Mavida M.J., Laurent M.L. (dir.), Archives parlementaires de 1787 à 1860, Recueil complet des débats législatifs et politiques des Chambres françaises, Deuxième série (1800 à 1860), t. LXI, 1886.

Numérisation et relecture des OCR réalisées par la Bibliothèque Cujas

les crises : 1830, de la crise ministérielle à la révolution

[p.647]

Réponse du duc d’Orléans à M. Viennet qui lui avait adressé la parole au nom des députés :

« Je déplore, comme Français, le mal fait au pays et le sang qui a été versé ; comme prince, je suis heureux de contribuer au bonheur de la nation. Messieurs, nous allons aller à l’Hôtel de Ville. »

* * *

RÉCEPTION DU DUC D’ORLÉANS A L’HÔTEL DE VILLE.

Le duc d’Orléans, lieutenant général du royaume de France, s’est rendu, accompagné des députés, à l’Hôtel de Ville, entouré de citoyens et de gardes nationaux pour tout cortège. C’était un spectacle tout nouveau et digne d’admiration de voir une population immense pressée sur les quais depuis le Carrousel jusqu’à la place de Grève qui semblait un vaste amphithéâtre. Point de gendarmes, pas d’état-major, de simples citoyens [p.648] formant la haie, et cependant l’ordre le plus parfait.
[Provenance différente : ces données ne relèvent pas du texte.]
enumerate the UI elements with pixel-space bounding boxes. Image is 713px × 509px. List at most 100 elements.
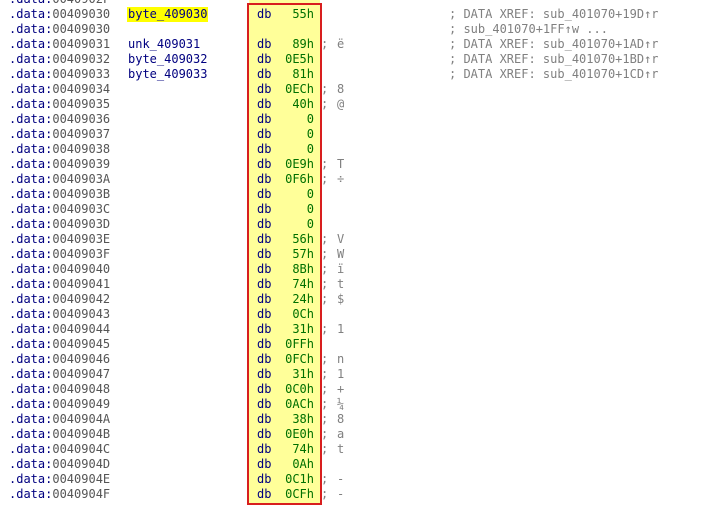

Le général Lafayette, entouré de la commission municipale et de ces élèves de l’École polytechnique, qui, si jeunes encore, ont acquis une gloire si belle et si pure, s’est avancé au-devant du prince ; leur connaissance remontait à l’aurore de notre glorieuse Révolution, pour laquelle ils avaient ensemble combattu ; ils s’embrassèrent avec cordialité et furent, à l’instant, entourés et presque étouffés des officiers de toutes armes qui encombraient les salles de l’Hôtel de Ville.

Arrivés dans la grande salle d’armes, un cercle s’est formé, et l’un des députés, M. Viennet, a prononcé une adresse pleine de franchise. Le prince a répondu avec simplicité ; il a rappelé toutes les garanties qui devaient être accordées au pays, et à cette énumération on voyait la vénérable figure de Lafayette s’épanouir, sa main s’approcher de celle du prince et la serrer avec attendrissement ; on ne saurait se faire une idée de l’enthousiasme de la population lorsque le prince, s’avançant à la fenêtre de l’Hôtel de Ville, a agité ce drapeau tricolore, symbole de notre gloire et de notre liberté. Aussi, à la sortie du prince, l’explosion de la joie de la population a été générale. Nous reproduirons demain, et le texte des discours qui doivent retentir dans toute la France, et les détails touchants qui ont caractérisé cette scène nationale. Elle ouvre bien la nouvelle ère de bonheur, de liberté qui va commencer pour notre France.